Eric Lynxwiler, who operates a popular neon "cruise" across Los Angeles, says he always ended the tour with a stop at the Packard Lofts in downtown, where a reproduction of Anthony's long-ago sign hangs over an entryway. He's had to change his tour as a result of DeLyser's findings.

"My spiel in the past couple of months is to tell the original story and then say that the story is changing, Lynxwiler said. "We've lost our bragging rights. But we've also lost a really good tale."

Rinaldi said the research, while compelling, poses more questions than it answers. If the first sign wasn't in Los Angeles, where was it? he asks. And who put it up?

"It's so frustrating that something like neon that had such a prominence in the landscape of this country has such murky origins," Rinaldi said. "It's not like with incandescent lights, where everyone knows who Thomas Edison is and it's all documented."

It's likely the story came from Anthony's press operation and was promoted by the auto baron himself, DeLyser said. It was first mentioned in a 1939 interview of Anthony in the Los Angeles Times and is repeated in subsequent press clippings and industry publications.

The origins of neon weren't really written about until the 1970s, and by then the Packard sign story was already ingrained in neon's historical narrative, Greenstein said.

"It seems the basis of the story was people's memories," he said. "And memory is not always precise."

DeLyser, a native Angeleno who lives part time in Baton Rouge for her job as a geography professor at Louisiana State University, is diplomatic.

"If we continue researching subjects, sometimes the story changes," she said. "That's what happened here."

Greenstein examines the photograph that proves L.A. wasn't the site of the nation's first neon billboard. But what city was? New York? Or even San Francisco?
(Genaro Molina / Los Angeles Times)

Greenstein examines the photograph that proves L.A. wasn't the site of the nation's first neon billboard. But what city was? New York? Or even San Francisco? (Genaro Molina / Los Angeles Times) More photos

So where did the first sign go up?

Absent documentation, that historical nugget remains a mystery. But the researchers say neon was being used commercially in New York City by early 1924, a full year before the Los Angeles Packard sign went up.

Los Angeles neon enthusiasts aren't ready to cede their friendly rivalry to New York. They say a photo could still emerge showing that Anthony erected his Packard sign somewhere else in Los Angeles.

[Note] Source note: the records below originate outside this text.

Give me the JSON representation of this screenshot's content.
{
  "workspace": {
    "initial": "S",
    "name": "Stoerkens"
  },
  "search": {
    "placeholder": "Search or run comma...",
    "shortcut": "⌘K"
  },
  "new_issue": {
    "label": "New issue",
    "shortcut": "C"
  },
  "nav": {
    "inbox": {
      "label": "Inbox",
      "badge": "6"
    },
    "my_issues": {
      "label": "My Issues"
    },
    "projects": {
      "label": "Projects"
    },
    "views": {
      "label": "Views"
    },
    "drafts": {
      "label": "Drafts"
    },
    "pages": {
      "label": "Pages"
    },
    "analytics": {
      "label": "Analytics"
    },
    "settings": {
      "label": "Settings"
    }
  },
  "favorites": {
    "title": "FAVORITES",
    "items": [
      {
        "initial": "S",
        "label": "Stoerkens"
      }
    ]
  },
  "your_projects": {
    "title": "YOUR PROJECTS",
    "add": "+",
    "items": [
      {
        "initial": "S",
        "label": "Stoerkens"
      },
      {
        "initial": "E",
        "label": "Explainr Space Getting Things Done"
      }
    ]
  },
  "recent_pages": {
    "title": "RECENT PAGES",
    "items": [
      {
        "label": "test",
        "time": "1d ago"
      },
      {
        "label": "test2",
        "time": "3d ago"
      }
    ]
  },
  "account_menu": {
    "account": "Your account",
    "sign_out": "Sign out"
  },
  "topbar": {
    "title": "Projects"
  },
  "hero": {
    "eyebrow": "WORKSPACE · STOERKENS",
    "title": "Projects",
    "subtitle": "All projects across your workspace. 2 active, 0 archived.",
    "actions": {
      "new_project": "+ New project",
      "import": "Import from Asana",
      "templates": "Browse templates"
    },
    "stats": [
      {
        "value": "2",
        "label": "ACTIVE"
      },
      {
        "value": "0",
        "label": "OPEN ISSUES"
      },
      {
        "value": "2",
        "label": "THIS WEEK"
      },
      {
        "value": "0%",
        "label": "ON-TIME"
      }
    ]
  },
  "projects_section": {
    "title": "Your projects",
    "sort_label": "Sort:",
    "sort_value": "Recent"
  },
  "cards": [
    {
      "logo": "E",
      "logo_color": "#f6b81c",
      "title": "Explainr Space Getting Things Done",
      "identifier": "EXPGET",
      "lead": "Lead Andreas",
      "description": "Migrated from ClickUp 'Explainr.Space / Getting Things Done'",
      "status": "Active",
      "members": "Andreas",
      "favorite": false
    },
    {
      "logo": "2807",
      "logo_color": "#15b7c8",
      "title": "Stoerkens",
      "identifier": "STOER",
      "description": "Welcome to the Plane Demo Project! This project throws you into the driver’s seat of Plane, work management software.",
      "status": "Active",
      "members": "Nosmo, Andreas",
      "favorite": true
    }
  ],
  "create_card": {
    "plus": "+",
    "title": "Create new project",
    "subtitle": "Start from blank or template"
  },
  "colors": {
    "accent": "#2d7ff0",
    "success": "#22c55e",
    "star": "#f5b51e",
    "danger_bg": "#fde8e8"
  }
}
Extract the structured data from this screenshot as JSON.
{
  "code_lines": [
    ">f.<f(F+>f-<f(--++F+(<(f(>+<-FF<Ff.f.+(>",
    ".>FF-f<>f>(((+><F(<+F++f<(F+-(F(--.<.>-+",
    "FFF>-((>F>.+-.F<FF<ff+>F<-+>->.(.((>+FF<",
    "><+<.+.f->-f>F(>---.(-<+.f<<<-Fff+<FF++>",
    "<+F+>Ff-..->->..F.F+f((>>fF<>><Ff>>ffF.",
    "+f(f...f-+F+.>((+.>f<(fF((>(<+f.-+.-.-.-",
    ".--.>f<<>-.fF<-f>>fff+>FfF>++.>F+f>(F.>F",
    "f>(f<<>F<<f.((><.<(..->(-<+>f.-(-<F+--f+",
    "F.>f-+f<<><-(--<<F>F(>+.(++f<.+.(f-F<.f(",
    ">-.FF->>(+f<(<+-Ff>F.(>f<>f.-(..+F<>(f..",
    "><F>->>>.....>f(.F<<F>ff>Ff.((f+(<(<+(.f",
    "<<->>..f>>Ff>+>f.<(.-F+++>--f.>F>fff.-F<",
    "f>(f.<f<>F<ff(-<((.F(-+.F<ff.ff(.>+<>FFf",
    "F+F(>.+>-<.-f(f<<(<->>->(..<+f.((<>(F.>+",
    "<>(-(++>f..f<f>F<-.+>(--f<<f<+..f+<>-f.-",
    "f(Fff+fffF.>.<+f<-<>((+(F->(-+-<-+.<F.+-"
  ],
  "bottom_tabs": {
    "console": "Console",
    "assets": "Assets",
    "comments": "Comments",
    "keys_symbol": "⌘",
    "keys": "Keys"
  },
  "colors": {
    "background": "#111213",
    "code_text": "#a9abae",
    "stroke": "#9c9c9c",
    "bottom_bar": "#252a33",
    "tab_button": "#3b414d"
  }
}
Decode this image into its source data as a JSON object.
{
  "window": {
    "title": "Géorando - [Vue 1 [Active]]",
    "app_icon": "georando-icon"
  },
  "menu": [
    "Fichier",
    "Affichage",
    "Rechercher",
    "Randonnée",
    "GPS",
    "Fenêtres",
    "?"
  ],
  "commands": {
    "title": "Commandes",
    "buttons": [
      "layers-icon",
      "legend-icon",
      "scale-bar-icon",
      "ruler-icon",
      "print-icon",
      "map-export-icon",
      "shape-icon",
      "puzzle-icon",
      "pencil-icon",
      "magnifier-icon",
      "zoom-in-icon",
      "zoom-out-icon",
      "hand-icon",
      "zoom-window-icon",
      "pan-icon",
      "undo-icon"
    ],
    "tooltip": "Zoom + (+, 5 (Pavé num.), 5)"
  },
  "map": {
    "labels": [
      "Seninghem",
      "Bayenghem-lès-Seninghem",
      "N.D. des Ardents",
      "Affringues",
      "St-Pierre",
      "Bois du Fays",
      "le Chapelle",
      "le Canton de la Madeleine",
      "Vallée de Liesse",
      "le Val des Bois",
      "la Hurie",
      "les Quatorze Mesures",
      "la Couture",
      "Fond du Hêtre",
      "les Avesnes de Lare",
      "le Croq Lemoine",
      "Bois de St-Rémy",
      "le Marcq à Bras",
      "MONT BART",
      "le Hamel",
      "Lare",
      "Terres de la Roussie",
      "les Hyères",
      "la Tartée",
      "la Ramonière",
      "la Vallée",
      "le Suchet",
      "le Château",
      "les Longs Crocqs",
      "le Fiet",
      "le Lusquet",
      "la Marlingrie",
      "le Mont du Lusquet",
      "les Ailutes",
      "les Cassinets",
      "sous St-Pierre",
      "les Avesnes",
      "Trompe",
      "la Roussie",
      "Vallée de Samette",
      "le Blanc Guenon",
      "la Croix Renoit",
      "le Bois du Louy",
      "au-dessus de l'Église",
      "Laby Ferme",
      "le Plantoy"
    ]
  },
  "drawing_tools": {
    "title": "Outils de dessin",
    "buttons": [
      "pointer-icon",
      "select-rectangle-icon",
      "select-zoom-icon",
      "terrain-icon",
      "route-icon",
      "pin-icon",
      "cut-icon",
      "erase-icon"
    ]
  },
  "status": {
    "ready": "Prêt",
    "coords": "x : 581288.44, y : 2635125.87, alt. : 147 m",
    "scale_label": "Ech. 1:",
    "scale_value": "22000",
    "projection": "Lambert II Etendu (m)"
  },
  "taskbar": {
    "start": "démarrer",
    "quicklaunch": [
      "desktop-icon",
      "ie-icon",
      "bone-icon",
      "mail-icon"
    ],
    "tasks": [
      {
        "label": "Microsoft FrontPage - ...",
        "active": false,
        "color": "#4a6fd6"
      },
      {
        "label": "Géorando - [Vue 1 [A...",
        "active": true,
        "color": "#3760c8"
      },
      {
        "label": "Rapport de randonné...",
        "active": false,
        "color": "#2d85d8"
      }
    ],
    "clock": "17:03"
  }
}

"I refuse to give it to New York. New York has enough," said Catherine Gudis, a UC Riverside history professor and expert on Los Angeles signage. "They don't need our California first."

DeLyser and Greenstein have a theory — one they can't yet prove. Another photograph they unearthed shows a "Packard" sign on an Anthony dealership. They dated the photograph to 1923, and the sign appears to be neon, they said.

But it wasn't located in Los Angeles. It was on Anthony's showroom on Van Ness Boulevard in San Francisco.

"I would love for Los Angeles to win," DeLyser said. "But I'd still rather have San Francisco win than New York."